I know, I know, Dooley sucks and Butch is awesome. That's the party line right now, and as is the case with all first-year head coaches before they've coached a single game, it's all sunshine and roses for the new guy, because he's not the old guy who got fired because, you know, he sucks. It's easy to say Butch Jones is already doing a better job than Derek Dooley; that doesn't really mean much and doesn't really offer significant promise of good times ahead, since 6-6 would be a better job than Derek Dooley.
But Butch Jones isn't just doing a better job than Derek Dooley, he's doing as good of a job as you imagined Jon Gruden or Charlie Strong would be doing at this point. Tennessee remained atop Rivals' 2014 Team Recruiting Rankings when we picked up Cortez McDowell on Tuesday, where the Vols have been more often than not during the summer months. And Tennessee isn't just leading that race because we've got more commitments and more scholarships to offer; the Vols are 20 deep and possibly only two-thirds of the way home here in mid-July. The Vols aren't ahead of the likes of Texas, Florida State, and Alabama because they landed pledges from a bunch of three-stars with so much room to spare. The Vols are ahead of everyone else because they've landed pledges from more four-stars than any other program in the nation except Alabama, and both the Vols and Tide have nine four-stars.
Nine four-stars in mid-July. Tied with the two-time defending National Champions. By comparison, the Vols signed a total of five four-stars in February.
The biggest gap between Butch and Dooley is so far found in these summer months. McDowell gave the Vols 20 commits and 9 four-stars on July 16. Here's where Dooley stood on July 16 during his tenure, according to Rivals (all data comes from Rivals' year-by-year database and only includes players who ultimately signed)
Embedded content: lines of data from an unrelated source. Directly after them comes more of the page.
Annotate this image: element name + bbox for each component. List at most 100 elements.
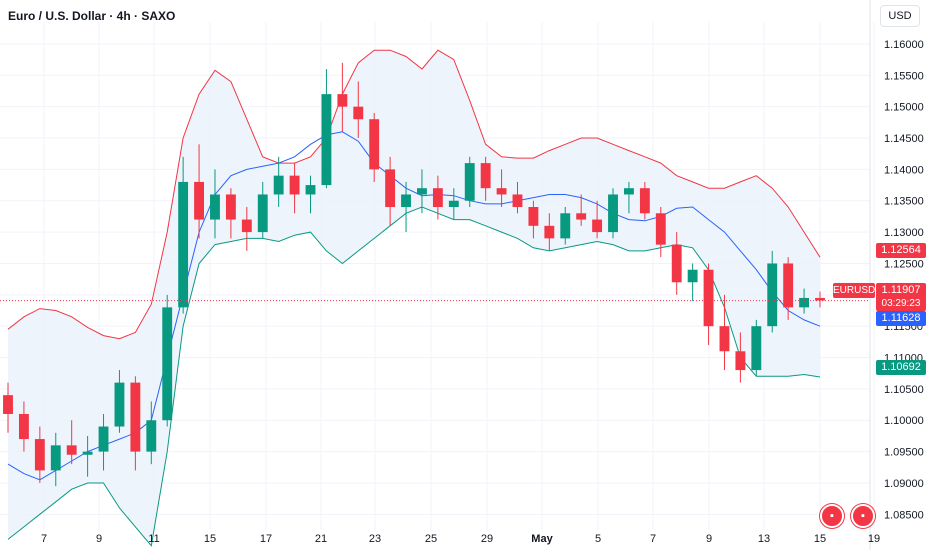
candle-body — [178, 181, 189, 308]
candle — [385, 156, 396, 226]
bollinger-band-fill — [8, 50, 820, 546]
candle-body — [305, 185, 316, 195]
y-tick-label: 1.14000 — [884, 164, 924, 176]
candle-body — [496, 188, 507, 195]
candle — [3, 382, 13, 433]
candle — [735, 332, 746, 383]
candle — [432, 175, 443, 220]
x-tick-label: 21 — [315, 533, 327, 545]
flag-icon[interactable]: ▪ — [851, 504, 875, 528]
y-tick-label: 1.15000 — [884, 102, 924, 114]
x-tick-label: May — [531, 533, 553, 545]
y-tick-label: 1.10500 — [884, 384, 924, 396]
y-tick-label: 1.14500 — [884, 133, 924, 145]
y-tick-label: 1.09000 — [884, 478, 924, 490]
x-tick-label: 13 — [758, 533, 770, 545]
candle-body — [624, 188, 634, 195]
candle-body — [369, 119, 380, 170]
candle-body — [767, 263, 778, 327]
price-axis: 1.16000 1.15500 1.15000 1.14500 1.14000 1.135… — [869, 0, 924, 550]
candle-body — [448, 200, 459, 208]
candle — [783, 257, 794, 320]
candle — [448, 188, 459, 220]
candle — [178, 156, 189, 314]
candle — [369, 112, 380, 182]
candle — [528, 200, 539, 239]
candle — [305, 175, 316, 214]
x-tick-label: 19 — [868, 533, 880, 545]
x-tick-label: 17 — [260, 533, 272, 545]
candle-body — [464, 163, 475, 201]
y-tick-label: 1.13500 — [884, 196, 924, 208]
candle-body — [528, 207, 539, 226]
upper-band-tag: 1.12564 — [876, 243, 926, 258]
candle — [34, 426, 45, 483]
candle — [401, 181, 411, 233]
candle — [592, 200, 603, 239]
x-tick-label: 7 — [650, 533, 656, 545]
candle-body — [783, 263, 794, 308]
candle-body — [401, 194, 411, 208]
candle-body — [655, 213, 666, 245]
y-tick-label: 1.15500 — [884, 70, 924, 82]
candle-body — [130, 382, 141, 452]
x-tick-label: 15 — [204, 533, 216, 545]
candle — [544, 213, 555, 251]
candle — [114, 370, 125, 433]
y-tick-label: 1.09500 — [884, 447, 924, 459]
y-tick-label: 1.08500 — [884, 509, 924, 521]
last-price-tag: 1.11907 — [876, 283, 926, 298]
candle-body — [18, 413, 29, 440]
candle — [512, 181, 523, 214]
candle-body — [671, 244, 682, 283]
y-tick-label: 1.13000 — [884, 227, 924, 239]
candle-body — [639, 188, 650, 214]
candle — [687, 263, 698, 302]
currency-button[interactable]: USD — [880, 5, 920, 27]
candle — [257, 181, 268, 239]
y-tick-label: 1.12500 — [884, 258, 924, 270]
candle — [321, 69, 332, 189]
candle-body — [210, 194, 220, 220]
candle-body — [576, 213, 587, 220]
candle — [66, 420, 77, 465]
candle-body — [480, 163, 491, 189]
candle-body — [432, 188, 443, 208]
x-tick-label: 23 — [369, 533, 381, 545]
candle-body — [146, 420, 157, 452]
candle-body — [321, 94, 332, 186]
candle — [146, 401, 157, 465]
candle — [608, 188, 618, 239]
basis-line — [7, 131, 821, 481]
candle-body — [719, 326, 730, 352]
candle-body — [544, 225, 555, 239]
candle-body — [815, 297, 825, 301]
candle — [480, 156, 491, 201]
candle-body — [687, 269, 698, 283]
candle-body — [257, 194, 268, 233]
candle-body — [114, 382, 125, 427]
candle — [560, 207, 571, 245]
candle — [496, 169, 507, 208]
lower-band-tag: 1.10692 — [876, 360, 926, 375]
candle — [241, 207, 252, 251]
candle — [225, 188, 236, 239]
x-tick-label: 29 — [481, 533, 493, 545]
y-tick-label: 1.10000 — [884, 415, 924, 427]
candle-body — [273, 175, 284, 195]
candle-body — [82, 451, 93, 455]
x-tick-label: 5 — [595, 533, 601, 545]
candle — [767, 250, 778, 333]
x-tick-label: 11 — [148, 533, 159, 545]
time-axis: 7 9 11 15 17 21 23 25 29 May 5 7 9 13 15 19 — [41, 533, 880, 545]
candle — [655, 207, 666, 258]
candle — [130, 376, 141, 471]
candle-body — [3, 395, 13, 414]
x-tick-label: 15 — [814, 533, 826, 545]
candle-body — [751, 326, 762, 371]
candle-body — [353, 106, 364, 120]
candle-body — [337, 94, 348, 107]
candle-body — [592, 219, 603, 233]
flag-icon[interactable]: ▪ — [820, 504, 844, 528]
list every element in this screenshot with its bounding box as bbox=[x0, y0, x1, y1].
- 2013: 20 commits, 9 four-stars
- 2012: 6 commits, 2 four-stars
- 2011: 0 commits, 0 four-stars (the Vols had three commits who ultimately signed elsewhere - read Past Will try to defend this process here!)
- 2010: 6 commits, 0 four-stars
To his credit, Dooley was a strong closer. He added five four-stars in the final week of his first full recruiting class, four four-stars in the final week of his final full recruiting class, plus secured Justin Hunter and Da'Rick Rogers in a few short weeks in the Kifffin/Dooley hybrid class.
But Butch Jones is following a path often walked by more successful programs: put recruiting to bed early with both quality and quantity commitments. For sure, Jones will have to continue to recruit these current pledges, especially if things go poorly for Tennessee this fall. But as he walks to the podium on Wednesday at 12:20 to greet the press, any questions about his ability to lead this team must be tempered with the number one recruiting class in tow.
This is somewhat of a new thing even for Jones: according to Rivals, at Cincinnati he had just two commits at this point in 2012, though again, that's just who ultimately signed and many Cincy commits went elsewhere with the coaching change. He was stronger in 2011 with a dozen commitments by mid-July and eight in mid-July 2010.
In his only season at the helm, Lane Kiffin had just five commitments by mid-July and only one four-star. How did Phillip Fulmer do?
- 2009: Three commits, 1 four-star
- 2008: Four commits, 0 four-stars
- 2007: Eight commits, 2 four-stars
- 2006: Two commits, 0 four-stars
- 2005: Three commits, 2 four-stars
Brad could speak to this better than me, but some of this is the nature of the game changing: more elite prospects commit early, and more elite programs encourage them to do so. But by any standard, what Butch Jones is doing right now is not only the best in the nation in mid-July, but has never been seen or even approached at Tennessee before.
And thus by any standard, we're off to a good start boys and girls. Let's see if it continues at the podium today.